MSI K9A2 Platinum Review - PAGE 15William Henning - Tuesday, January 29th, 2008
Overclocking
I was quite pleased with how well the MSI K9A2 Platinum overclocked - it managed to reach 270MHz HT speed stably; granted this is lower than the 300MHz the M2N32-SLI can reach, but it is very good for a Socket AM2 motherboard nonetheless.
As you saw from the charts, the 12x250 (3.0GHz) results were often better than the 11x270 (2.97GHz) results. Unlike Intel's FSB based architecture, the independent HyperTransport and memory channels mean that there is not an "all critical" FSB that must be tuned as high as possible. For AMD architectures, as long as the memory is running fast enough to feed the cores, the absolute core speed will be more important than the highest possible hypertransport speed.

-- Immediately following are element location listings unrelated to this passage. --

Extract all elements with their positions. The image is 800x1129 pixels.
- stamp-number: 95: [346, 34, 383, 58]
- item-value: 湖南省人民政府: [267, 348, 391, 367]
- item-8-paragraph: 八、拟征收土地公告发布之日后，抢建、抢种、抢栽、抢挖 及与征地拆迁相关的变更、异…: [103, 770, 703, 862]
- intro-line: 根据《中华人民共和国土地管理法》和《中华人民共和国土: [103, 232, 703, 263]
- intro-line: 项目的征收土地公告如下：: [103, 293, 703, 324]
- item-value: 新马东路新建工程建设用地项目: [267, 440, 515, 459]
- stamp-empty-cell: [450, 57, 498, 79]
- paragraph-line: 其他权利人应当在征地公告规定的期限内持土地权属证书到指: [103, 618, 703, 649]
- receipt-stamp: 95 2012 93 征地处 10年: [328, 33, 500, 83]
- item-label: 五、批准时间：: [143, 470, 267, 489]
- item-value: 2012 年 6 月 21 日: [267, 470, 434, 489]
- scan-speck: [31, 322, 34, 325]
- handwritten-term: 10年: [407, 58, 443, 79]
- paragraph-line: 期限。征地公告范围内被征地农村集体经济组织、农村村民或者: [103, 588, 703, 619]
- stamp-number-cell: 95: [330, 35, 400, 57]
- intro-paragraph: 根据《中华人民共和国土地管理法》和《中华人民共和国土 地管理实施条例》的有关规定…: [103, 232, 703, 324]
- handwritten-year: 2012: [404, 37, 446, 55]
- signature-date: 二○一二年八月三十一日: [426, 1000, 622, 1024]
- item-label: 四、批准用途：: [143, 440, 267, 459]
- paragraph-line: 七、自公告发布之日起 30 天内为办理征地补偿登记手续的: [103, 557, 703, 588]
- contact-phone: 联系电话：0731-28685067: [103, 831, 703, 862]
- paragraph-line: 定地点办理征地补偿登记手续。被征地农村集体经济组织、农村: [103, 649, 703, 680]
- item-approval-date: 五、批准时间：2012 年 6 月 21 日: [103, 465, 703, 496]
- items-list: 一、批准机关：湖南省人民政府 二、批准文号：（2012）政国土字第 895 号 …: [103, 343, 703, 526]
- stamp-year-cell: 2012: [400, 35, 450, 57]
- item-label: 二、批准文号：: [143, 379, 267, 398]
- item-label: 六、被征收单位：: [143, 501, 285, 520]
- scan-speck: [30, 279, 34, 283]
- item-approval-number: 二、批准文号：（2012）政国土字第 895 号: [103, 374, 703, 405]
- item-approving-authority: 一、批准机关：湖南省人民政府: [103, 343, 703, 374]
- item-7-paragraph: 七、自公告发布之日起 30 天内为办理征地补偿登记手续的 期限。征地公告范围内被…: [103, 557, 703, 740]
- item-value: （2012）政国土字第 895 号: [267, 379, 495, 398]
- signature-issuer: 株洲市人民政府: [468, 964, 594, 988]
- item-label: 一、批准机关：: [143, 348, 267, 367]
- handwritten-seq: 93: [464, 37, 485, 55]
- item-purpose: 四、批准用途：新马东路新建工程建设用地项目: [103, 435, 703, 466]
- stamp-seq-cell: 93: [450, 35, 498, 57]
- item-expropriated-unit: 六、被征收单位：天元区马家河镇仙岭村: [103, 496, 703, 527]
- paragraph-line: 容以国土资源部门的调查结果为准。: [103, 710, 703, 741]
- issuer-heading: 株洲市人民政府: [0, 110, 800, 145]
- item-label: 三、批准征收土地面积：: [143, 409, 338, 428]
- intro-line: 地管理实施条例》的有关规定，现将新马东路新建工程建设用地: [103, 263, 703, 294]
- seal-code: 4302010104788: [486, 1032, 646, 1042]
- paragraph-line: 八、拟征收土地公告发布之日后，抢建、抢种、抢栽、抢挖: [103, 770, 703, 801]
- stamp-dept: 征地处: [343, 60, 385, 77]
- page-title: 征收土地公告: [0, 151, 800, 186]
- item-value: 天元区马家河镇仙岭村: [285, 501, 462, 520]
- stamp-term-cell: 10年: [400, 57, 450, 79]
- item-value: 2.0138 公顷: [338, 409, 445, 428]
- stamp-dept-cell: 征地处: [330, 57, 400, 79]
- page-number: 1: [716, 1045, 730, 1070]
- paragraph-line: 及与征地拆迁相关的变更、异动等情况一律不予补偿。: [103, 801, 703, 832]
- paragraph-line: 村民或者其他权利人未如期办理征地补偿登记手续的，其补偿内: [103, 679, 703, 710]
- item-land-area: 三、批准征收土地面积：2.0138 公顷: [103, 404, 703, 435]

In order to run at 3.0GHz we just:
- increased the HT speed to 250MHz
- set the HT multiplier to 4
- set the processor multiplier to 12
- set Vcore to 1.4V
- set Vmem to 2.1V required by the Corsair modules
- set the DDR2 timing to 720-4-4-4-12
Please note that our other stable overclock setting, 11x270, had a 990-4-4-4-12 memory timing and required Vcore of 1.44 - however in most benchmarks, the extra 30MHz of CPU speed gave the 12x250 720-4-4-4-12 setting a slight advantage.
Conclusion
The MSI K9A2 Platinum had excellent business performance, and decent gaming performance - so it is quite a good board overall - however it does not take the overclocking champion crown away from the excellent Asus M2N32-SLI.
Overall, the board layout was good - with plenty of spacing between the GPU PCIe slots, allowing for some pretty hefty GPU coolers. I liked having a reset button and a power button on the board - it makes testing much easier; however I really did not like the position of that chip near the heatsink mounting screw hole - it prevented me from using our standard Noctua-12 for testing; and I suspect I'd have been able to overclock a bit higher with it.
The SATA and memory performance was excellent - no doubt that's why business apps flew, the gaming performance was good too - you basically cannot go wrong with this board. Unfortunately we did not have time to test those tempting PCIe 2.0 x16 slots, however we have no reason to believe that Crossfire would not perform well on this board - after all, our ageing Nvidia 7800GT did quite well.
Other than the mounting hole, I think MSI did an excellent job on the board.